Brown Creeper (Certhia americana) – Very widespread in North America, but I get them here only in winter.

Cooper’s Hawk (Accipiter cooperii) – Also very widespread, I catch them when they are in pursuit of songbirds. I capture more Sharp-shinned Hawks (Accipiter striatus), but think that is because the Cooper’s, being larger, get out of the nets more readily.

American Woodcock (Scolopax minor) – Common in eastern North America, and they nest in my vicinity. I watch the males do their mating display on my neighbor’s property each spring. But I have only banded two out of them out of about 23,000 birds I have done to date.

Lincoln’s Sparrow (Melospiza lincolnii) – A boreal bog species, that neither nests nor overwinters in Ohio. But I generally get 1-3 each year during their migrations.

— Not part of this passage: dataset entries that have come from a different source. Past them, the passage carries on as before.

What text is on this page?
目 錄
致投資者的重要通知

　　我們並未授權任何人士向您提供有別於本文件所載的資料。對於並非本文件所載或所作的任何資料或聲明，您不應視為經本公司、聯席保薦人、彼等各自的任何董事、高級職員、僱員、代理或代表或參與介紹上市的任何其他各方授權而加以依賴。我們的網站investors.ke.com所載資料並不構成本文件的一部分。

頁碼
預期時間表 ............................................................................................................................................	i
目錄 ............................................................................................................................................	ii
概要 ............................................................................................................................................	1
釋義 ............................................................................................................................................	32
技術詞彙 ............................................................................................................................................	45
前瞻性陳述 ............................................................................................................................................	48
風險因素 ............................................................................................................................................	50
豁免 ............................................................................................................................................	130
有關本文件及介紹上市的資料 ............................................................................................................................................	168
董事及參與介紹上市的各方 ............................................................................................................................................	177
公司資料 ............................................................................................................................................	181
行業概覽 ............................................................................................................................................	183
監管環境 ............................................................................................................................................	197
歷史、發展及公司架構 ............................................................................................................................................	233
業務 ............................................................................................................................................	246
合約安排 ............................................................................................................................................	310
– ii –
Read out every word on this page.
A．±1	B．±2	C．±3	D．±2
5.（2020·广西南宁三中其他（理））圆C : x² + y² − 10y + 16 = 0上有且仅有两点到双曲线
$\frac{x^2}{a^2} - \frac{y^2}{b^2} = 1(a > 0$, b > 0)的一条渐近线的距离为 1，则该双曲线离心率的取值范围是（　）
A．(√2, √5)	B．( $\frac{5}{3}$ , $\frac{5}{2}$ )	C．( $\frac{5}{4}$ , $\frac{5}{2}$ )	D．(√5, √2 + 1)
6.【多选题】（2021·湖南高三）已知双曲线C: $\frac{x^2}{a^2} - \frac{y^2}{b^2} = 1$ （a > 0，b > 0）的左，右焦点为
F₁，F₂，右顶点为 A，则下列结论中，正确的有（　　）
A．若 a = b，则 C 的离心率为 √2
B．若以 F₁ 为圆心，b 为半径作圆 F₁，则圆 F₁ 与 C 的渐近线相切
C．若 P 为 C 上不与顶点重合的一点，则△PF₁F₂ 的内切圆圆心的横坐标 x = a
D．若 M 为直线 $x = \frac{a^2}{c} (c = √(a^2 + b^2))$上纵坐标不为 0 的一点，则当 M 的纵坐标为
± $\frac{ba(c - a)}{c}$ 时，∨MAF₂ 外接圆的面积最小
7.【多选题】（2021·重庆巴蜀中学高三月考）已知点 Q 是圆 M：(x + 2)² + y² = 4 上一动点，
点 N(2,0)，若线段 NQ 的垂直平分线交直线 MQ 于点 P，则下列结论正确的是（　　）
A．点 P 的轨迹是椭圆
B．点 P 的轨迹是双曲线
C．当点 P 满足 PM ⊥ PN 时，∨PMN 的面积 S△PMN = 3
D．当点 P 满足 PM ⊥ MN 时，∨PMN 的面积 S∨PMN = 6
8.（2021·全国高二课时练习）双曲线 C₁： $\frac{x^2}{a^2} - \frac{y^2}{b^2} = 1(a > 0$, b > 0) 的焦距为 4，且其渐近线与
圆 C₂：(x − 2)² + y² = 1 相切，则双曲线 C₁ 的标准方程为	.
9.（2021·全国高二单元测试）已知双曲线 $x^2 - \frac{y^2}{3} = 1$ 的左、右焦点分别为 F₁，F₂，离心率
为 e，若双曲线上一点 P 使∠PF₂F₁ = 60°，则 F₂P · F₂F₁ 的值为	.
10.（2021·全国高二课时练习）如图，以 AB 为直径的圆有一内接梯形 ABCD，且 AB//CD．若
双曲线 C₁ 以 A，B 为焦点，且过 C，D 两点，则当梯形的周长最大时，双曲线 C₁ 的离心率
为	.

Mourning Warbler (Geothlypis philadelphia) – Another transient migrant in my area, I generally band 1-2 each migration season. A skulker, much sought after by bird watchers.

Yellow-breasted Chat (Icteria virens) – Long considered to be a New World warbler, finally moved to its own monotypic family, Icteriidae, in 2017. An “old field” species, declining in my area as forest succession has reduced that habitat.

5 thoughts on “Readers’ wildlife photos

  1. Lovely photos – I’m guessing that handling the birds is nowhere near as easy as you make it appear, Bob!

  2. Ha – an interesting example of why we need scientific names. We have brown creepers here in NZ too, but of course very different birds. Mohoua novaeseelandiae – little wee guys, but very loud for their size, and look a bit less specialised than yours.